Globalism tends to erase frontiers and allows ways of life which used to be linked to societies or to specific cultural areas to spread. For example, people all over the world are being offered access to a technology (mobile phones, Internet) whose use must be considered as one of a range of therapeutic solutions. Internet space is taking over from local space.
- What are the interpretations of technical terms found on the Internet and how are they related to pathologies and the body?
- What contribution might anthropology make with regard to discourses on the body and symptoms made available on the Internet (via medical sites, discussion forums, etc.)? Furthermore, increasing recourse to foreign medicines, which demonstrates that there is no longer an exclusive relation between a given cultural area and a particular way of treating people, is a new challenge for medical anthropology which tends to define its field of investigation in terms of local arenas or cultural areas. We thus find a reconstruction and redefinition of both local disorders and global categories, and also a recourse to non-western practices or alternative practices which involve the body in a different manner.
- To what bricolage do these forms of reconstruction give rise? Of course, despite the fact that existing models are spreading, local specificities remain, whether they be linked to national health systems (with the existence, in some countries, of a Welfare System), or to cultural practices, the result of an ancient heritage or of contemporary innovations. But the boundaries between these areas are constantly transforming and being redefined. The comparative approach so dear to anthropology should be used in this regard to pose new questions. Indeed, these new arenas and these new boundaries (when they are not totally erased) must offer themselves up to a renewed comparative examination.

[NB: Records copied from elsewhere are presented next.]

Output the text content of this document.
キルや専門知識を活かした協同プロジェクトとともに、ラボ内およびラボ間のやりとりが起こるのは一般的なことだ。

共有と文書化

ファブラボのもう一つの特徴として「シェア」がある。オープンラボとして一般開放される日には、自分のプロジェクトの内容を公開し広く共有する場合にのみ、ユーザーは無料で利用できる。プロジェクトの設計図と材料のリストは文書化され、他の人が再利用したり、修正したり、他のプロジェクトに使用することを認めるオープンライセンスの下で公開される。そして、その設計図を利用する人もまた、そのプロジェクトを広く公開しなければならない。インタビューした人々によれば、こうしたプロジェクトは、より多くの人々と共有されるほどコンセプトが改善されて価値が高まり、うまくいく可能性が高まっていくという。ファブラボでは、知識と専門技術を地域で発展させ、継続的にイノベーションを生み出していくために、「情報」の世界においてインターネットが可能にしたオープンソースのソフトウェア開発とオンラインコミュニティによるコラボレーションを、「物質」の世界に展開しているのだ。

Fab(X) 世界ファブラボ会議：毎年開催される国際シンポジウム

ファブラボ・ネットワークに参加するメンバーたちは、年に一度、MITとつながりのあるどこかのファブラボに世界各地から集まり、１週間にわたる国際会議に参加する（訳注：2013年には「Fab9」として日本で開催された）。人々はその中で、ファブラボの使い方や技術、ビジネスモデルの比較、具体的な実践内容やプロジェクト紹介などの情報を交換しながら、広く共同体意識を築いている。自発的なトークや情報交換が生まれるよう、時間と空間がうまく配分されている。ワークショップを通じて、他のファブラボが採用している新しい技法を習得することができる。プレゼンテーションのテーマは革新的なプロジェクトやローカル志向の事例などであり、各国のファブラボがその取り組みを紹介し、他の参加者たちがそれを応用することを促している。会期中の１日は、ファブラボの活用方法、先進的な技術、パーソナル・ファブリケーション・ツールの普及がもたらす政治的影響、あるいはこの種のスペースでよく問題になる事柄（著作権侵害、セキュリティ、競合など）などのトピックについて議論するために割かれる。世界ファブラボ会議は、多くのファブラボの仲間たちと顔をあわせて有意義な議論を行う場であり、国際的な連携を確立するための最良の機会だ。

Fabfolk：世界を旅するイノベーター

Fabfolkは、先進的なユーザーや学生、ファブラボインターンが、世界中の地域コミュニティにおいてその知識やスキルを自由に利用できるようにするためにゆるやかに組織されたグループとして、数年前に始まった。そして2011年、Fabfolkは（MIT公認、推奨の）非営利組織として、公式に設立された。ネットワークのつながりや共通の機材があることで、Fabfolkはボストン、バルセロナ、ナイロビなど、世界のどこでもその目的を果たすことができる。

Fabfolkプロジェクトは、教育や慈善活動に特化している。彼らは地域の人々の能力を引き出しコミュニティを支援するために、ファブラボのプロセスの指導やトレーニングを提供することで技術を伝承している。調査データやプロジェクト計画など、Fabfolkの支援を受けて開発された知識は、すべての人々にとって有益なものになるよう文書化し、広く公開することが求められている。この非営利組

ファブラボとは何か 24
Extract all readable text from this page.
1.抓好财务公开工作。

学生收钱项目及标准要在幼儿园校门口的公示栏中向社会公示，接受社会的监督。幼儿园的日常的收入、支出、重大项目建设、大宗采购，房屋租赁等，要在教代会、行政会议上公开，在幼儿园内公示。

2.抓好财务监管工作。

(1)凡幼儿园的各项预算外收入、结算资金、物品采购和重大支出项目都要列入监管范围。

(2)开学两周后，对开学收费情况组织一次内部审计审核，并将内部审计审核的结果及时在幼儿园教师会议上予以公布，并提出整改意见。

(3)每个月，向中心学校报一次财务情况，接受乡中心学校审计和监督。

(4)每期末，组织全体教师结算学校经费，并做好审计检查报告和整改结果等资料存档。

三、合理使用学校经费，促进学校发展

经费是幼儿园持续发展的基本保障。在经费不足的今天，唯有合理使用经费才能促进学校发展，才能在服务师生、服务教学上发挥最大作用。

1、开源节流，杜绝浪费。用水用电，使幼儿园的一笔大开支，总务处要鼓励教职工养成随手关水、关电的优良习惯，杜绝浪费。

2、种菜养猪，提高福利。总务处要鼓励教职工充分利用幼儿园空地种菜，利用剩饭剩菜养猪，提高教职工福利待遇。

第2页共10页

- In this new context, the notion of anthropology “at home” should be re-examined.

Bioethics and applied anthropology

Interventions on the human body constitute a subject of predilection for bioethical reflection. Although, as a social science, medical anthropology does not aim at defining ethical norms, it is a necessary counterpoint to bioethics as it engages in the empirical studying of the meaning and values underlying medical practices (in relation to procreation, genetic engineering, surgery, experimentation, end of life, etc.) and of the related moral and political stakes. This is not just a question of medical anthropology’s usefulness in terms of “applied” or of “involved” research, but also of thinking about the evolution of its role within the modern social arena, faced with the emergence of new values, new practices and new public policies relating to healthcare.
- What is anthropology’s role in relation to issues put forward by bioethics? How can we, or should we, take up the critical position as social scientists?